The president of Peru’s NOC explained that there would be no concerns about the budget figure itself, but in how it is justified by the organizing committee.

He said: "They just approved the first $200 million in the national congress. That’s what you need for this year and the first months of next year. I think the budget is not the main problem. What the government needs to do is justify the investment.

"We always said from the beginning that we don’t want to have a situation of ‘this costs $500 million’ and then it ends up $1000 million. We want to represent a real serious budget so the government will say that is the real budget, we will not increase it every year.

"At this moment Peru has around $70 billion in international net revenues, so the problem here is not the money but how to use it. So I don’t think the budget will be a problem for the Games."

Quinones added that almost all of the venues for the 18th edition of the Pan American Games had been finalized, with venues for swimming, basketball, volleyball, gymnastics, and the village being clearly defined.

"Right now, we have already finished some of the final planning and we are still working on the rest and the idea is that the final bits of construction will conclude in January and that everything will be built from next semester to the first semester of next year – that’s the idea," he added.

Before the members of PASO arrive in Lima though, the Peruvian capital has another big event on the horizon with the International Olympic Committee’s 130th session coming in September of next year.

It is there, at the Lima Convention Centre, where the host city for the 2024 Olympic Games will be chosen. The current candidate cities are Budapest, Los Angeles, Paris and Rome.

With the eyes of the world on Lima next year, Quinones knows the pressure is on to deliver a smooth event for the IOC and the world’s media.

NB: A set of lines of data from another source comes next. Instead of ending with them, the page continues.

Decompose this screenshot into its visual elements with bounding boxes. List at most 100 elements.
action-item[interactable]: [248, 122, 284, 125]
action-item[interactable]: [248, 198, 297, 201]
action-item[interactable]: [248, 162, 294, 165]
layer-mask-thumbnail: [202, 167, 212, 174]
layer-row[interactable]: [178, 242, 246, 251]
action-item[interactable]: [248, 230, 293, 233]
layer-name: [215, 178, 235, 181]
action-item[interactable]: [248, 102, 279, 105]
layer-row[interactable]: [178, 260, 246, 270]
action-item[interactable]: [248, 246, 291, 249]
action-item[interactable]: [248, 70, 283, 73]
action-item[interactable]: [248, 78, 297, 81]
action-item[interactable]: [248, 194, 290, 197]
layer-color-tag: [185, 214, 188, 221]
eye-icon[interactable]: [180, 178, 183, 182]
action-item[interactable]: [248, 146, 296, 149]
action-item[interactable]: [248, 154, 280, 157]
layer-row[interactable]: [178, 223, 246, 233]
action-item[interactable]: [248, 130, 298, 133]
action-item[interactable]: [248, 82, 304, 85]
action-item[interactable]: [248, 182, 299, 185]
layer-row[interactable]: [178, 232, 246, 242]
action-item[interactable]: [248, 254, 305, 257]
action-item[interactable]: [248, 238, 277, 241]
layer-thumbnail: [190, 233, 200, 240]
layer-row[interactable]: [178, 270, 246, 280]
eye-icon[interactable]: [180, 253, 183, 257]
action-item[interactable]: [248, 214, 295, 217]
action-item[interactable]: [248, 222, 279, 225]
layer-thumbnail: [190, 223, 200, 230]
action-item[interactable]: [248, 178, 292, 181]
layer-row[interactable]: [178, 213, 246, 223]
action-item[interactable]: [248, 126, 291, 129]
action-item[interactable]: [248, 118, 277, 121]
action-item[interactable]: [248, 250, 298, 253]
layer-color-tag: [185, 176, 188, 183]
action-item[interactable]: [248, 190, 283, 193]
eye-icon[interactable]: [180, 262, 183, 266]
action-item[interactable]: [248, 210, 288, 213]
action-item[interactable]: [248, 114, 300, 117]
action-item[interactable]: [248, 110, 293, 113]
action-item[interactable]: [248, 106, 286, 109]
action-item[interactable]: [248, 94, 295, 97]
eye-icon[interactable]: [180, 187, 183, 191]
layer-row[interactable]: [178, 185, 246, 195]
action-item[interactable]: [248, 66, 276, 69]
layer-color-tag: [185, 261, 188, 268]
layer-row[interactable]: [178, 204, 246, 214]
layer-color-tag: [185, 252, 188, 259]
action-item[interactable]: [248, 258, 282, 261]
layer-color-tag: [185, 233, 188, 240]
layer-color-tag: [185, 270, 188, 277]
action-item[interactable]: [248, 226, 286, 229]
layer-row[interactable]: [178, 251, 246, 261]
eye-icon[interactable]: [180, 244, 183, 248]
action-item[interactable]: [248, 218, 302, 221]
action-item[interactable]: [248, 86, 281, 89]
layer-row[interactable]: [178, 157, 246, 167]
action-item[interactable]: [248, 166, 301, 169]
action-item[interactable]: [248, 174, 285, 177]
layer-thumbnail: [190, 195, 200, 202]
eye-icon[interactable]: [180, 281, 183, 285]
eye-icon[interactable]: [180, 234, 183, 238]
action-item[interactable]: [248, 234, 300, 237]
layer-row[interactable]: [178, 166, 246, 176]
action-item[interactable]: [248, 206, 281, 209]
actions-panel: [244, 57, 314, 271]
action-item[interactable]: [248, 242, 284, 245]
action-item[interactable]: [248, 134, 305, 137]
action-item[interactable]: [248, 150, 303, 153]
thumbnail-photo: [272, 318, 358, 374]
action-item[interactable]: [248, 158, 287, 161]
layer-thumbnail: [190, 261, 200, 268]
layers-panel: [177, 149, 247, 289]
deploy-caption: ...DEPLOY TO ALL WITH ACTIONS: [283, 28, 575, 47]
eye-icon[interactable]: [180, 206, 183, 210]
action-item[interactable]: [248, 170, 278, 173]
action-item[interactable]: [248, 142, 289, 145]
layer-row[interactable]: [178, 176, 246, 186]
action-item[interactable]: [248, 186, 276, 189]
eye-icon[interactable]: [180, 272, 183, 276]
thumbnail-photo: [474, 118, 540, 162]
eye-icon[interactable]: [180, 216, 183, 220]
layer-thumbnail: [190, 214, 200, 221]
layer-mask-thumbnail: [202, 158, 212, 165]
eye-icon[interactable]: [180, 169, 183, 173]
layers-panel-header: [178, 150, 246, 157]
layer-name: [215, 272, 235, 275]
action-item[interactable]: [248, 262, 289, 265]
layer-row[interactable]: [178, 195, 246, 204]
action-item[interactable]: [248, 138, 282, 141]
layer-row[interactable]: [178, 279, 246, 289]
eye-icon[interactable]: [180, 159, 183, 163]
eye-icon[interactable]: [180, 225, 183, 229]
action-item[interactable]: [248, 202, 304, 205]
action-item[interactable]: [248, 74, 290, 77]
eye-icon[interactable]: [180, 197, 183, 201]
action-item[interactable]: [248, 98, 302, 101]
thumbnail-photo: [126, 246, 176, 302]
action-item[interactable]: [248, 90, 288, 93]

"It will be big," Quinones said. "It will be the biggest event of its kind in history. We are working and talking every day with the IOC. Until now everything is on time. The hotels are booked, the convention centre is booked, the PCO (private congress organizer) has been hired, so everybody is working right now."

A particular problem that Lima continues to deal with is the flow of traffic. The Peruvian capital is one of the biggest cities in South America, with a population of nearly 9 million.

The IOC can be moved around in special convoys but it is an even bigger challenge to move around spectators, athletes, officials and so on at a continental Games.

But Quinones was confident the city of Lima’s current infrastructure program would be enough to counteract the traffic problem, saying "At the moment the city of Lima is investing around $10 billion in new highways, an underground metro, new bus lines and an elevator train.

"OK, not everything will be finished for the Games - we hope they will - but I think it will be good enough for the Games to permit all the volunteers, visitors, athletes, officials, Pan Am family to go around the city with no big problems."

The public transportation will have to be on point if Lima 2019 is to deliver its promise of being the most compact Pan Am Games in history. The only competition to take place outside the city will be surfing, which Quinones welcomed with enthusiasm into the Games program.

As for medal hopes at Peru’s own Games? Quinones admitted there was a long way to go.

"I have data from all the South American NOC’s at Toronto 2015 - Peru was the country that most increased its performance," he said. "Of course we are far away from Colombia, Brazil or Argentina but we are increasing.

"Our previous record of individual sports qualified was in London. Only 16 athletes qualified in London. Now we are 25 [in Rio 2016], so in the Olympic Games we have increased our quota. It doesn’t seem much, but for us it is more than 50 per cent. So things are going up.

"The Pan Am Games you need to have around 650 athletes. So it’s a big goal, we have to work very hard but first in quantity, then in quality. I think we are on the right path. Now under discussion is a new budget only for the Olympic Games which will give extra money to the federations to prepare their athletes.

"We know that we don’t just have to organize a party, we have to dance it."